The UCLA Herb Alpert School of Music launched a center to combine performance with the humanities with an event on Monday.
The Center for Musical Humanities held a symposium titled “Anthem: Remixing Race and Nation.” The event featured a concert with different interpretations of the national anthem and a panel discussing the relationship between music and nationalism.
Raymond Knapp, the director of the center and a professor of musicology, said the center’s events will combine musical performance with issues that the public and academics are interested in. He added the center will involve UCLA students, both as performers and scholars.
Knapp said the department of musicology was originally within the UCLA Division of Humanities when it formed in the 1980s but joined the school of music last year. He said he worked with faculty members in the humanities to create the center because he thinks the humanities division was an enriching place for the musicology department.
“In part, the motivation of the center is … to make sure we don’t leave behind those roots in the humanities,” Knapp said.
The center’s inaugural event focused on national anthems because of the presidential election, Knapp said.
Shana Redmond, an associate professor of musicology and African-American studies who curated the event and moderated the panel, said anthems can be used to include and exclude groups of people.
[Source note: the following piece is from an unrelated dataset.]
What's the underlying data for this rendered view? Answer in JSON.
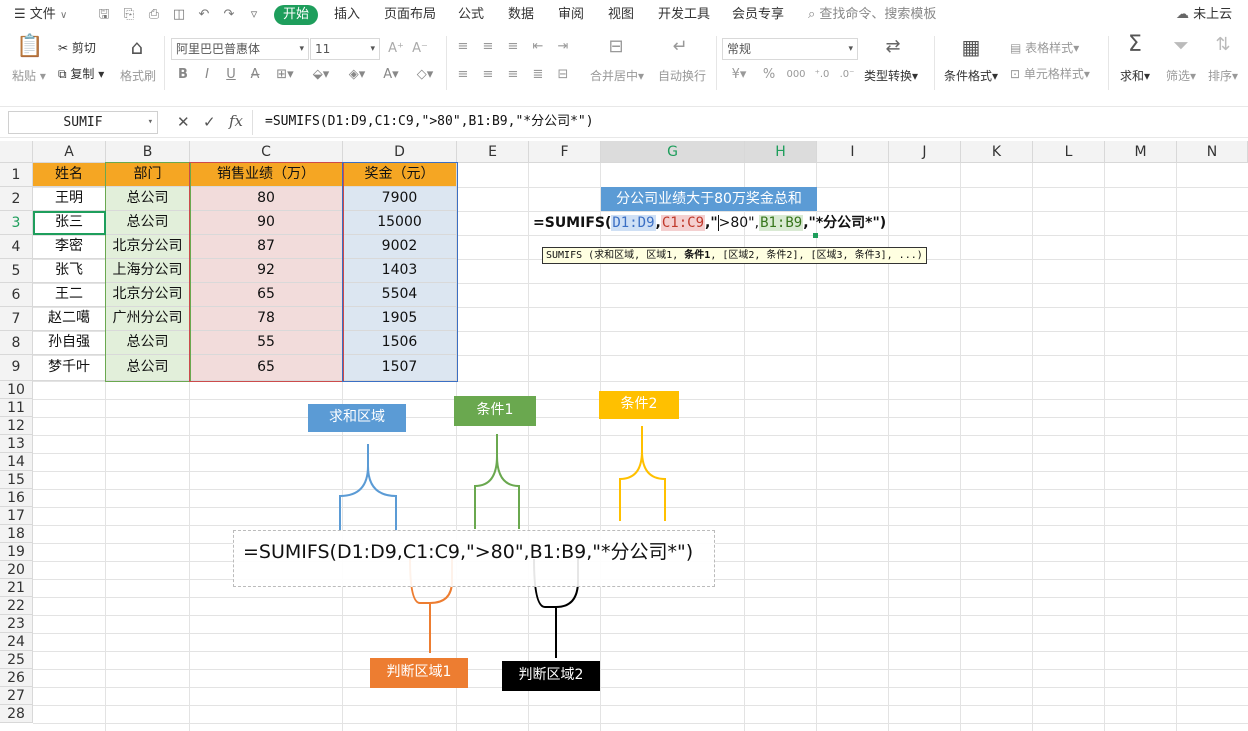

“This event was a project I developed based on my long-standing interest in music as a way to express relationships to the nation … particularly amongst marginalized communities,” Redmond said.
Redmond said black athletes have used the national anthem as an opportunity to mount protests.
For example, she said football player Colin Kaepernick knelt during the national anthem before games to protest police violence. In addition, the National Basketball Association once suspended former player Mahmoud Abdul-Rauf, who spoke in the event’s panel discussion, for refusing to stand during the anthem.
At the event, Grammy-nominated singer René Marie sang “The Star-Spangled Banner” with the lyrics of “Lift Ev’ry Voice and Sing,” which Redmond said is widely known as the Negro national anthem.
Marie said she reframed the national anthem to reflect her experiences, which include growing up in Virginia when Jim Crow laws were still enforced.
“I love those patriotic tunes,” Marie said. “But when I was a kid I knew that some of these words apply, but most of the sentiment of these words – they do not apply to me, they do not apply to anybody who looks like me.”
Knapp said the center will continue to bring public figures to campus and host events featuring ideas from different parts of campus. He added he hopes to have an event for each quarter of the 2017-2018 academic year.